Another option is to use CoInitializeSecurityto set default credentials for the whole process. Then you don't have to call CoSetProxyBlanket on every proxy:
另一种选择是使用CoInitializeSecurity为整个过程设置默认凭据。然后你不必在每个代理上调用 CoSetProxyBlanket:
CoInitializeSecurity(/* login, pass */);
CoCreateInstanceEx(IID_IUnknown, /*login, pass*/, obj); //Success!
obj->DoSomething(); //Success!
When using CoInitializeSecurity on the client you have to specify asAuthSvctoo, even though MSDN says you don't.
在客户端上使用 CoInitializeSecurity 时,您也必须指定asAuthSvc,即使 MSDN 说您没有。
The drawback of this method is obviously that if you have several DCOM objects from different PCs you're going to have to specify all the credentials in this call and those are probably going to be tried against every computer every time you open a different proxy.
这种方法的缺点显然是,如果您有来自不同 PC 的多个 DCOM 对象,您将必须在此调用中指定所有凭据,并且每次打开不同的代理时,这些凭据可能会在每台计算机上进行尝试。
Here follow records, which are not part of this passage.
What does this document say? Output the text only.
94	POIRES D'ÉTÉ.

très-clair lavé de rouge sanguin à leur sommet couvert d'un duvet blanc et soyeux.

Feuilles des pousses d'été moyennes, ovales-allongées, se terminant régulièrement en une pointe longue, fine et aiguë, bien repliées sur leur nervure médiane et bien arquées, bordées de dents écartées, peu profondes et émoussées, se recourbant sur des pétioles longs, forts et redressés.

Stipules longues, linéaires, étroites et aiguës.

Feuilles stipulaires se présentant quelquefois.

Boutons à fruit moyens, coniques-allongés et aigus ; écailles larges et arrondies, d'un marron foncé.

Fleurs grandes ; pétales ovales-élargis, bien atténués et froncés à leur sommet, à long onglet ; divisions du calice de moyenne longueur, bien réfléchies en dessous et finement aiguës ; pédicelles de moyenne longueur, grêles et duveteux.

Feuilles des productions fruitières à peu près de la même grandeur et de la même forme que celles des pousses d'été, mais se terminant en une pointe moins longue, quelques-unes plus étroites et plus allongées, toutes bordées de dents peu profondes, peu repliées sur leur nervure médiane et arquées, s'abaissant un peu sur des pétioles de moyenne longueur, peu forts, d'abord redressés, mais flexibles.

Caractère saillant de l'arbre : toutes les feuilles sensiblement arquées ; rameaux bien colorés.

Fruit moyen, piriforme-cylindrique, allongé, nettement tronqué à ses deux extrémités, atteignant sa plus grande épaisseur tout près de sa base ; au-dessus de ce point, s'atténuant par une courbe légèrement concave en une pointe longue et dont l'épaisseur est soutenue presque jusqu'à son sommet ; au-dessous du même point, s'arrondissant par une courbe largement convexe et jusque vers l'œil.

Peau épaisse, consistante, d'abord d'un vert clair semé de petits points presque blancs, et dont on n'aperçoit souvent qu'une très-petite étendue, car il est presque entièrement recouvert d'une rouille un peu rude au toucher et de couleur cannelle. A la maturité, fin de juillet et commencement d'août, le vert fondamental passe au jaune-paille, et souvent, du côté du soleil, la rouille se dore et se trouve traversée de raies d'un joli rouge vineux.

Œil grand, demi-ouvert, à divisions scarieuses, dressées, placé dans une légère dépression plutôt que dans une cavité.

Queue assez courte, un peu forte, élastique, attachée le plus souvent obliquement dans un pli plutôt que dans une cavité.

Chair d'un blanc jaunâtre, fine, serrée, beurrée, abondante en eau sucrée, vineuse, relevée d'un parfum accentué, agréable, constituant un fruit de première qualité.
It also is not reliable when you're running from a DLL (what if a process has different default security?). So, it's probably better to implement a QueryInterface wrapper which CoSetsProxyBlanket before returning from every call.
当您从 DLL 运行时,它也不可靠(如果进程具有不同的默认安全性怎么办?)。因此,最好在每次调用返回之前实现 CoSetsProxyBlanket 的 QueryInterface 包装器。
回答by Rustem Zinnatullin
For those who are working in Delphi there is one little note that can save a lot of your time. After you did obj as ISomeInterfaceoperation, you have to call CoSetProxyBlanketfor the new instance. This could be not very obvious, but all we know that asoperator calls QueryInterfacemethod, and it can return new instance.
对于那些在 Delphi 工作的人来说,有一个小笔记可以节省你很多时间。obj as ISomeInterface操作完成后,必须调用CoSetProxyBlanket新实例。这可能不是很明显,但我们都知道as操作符调用QueryInterface方法,并且它可以返回新实例。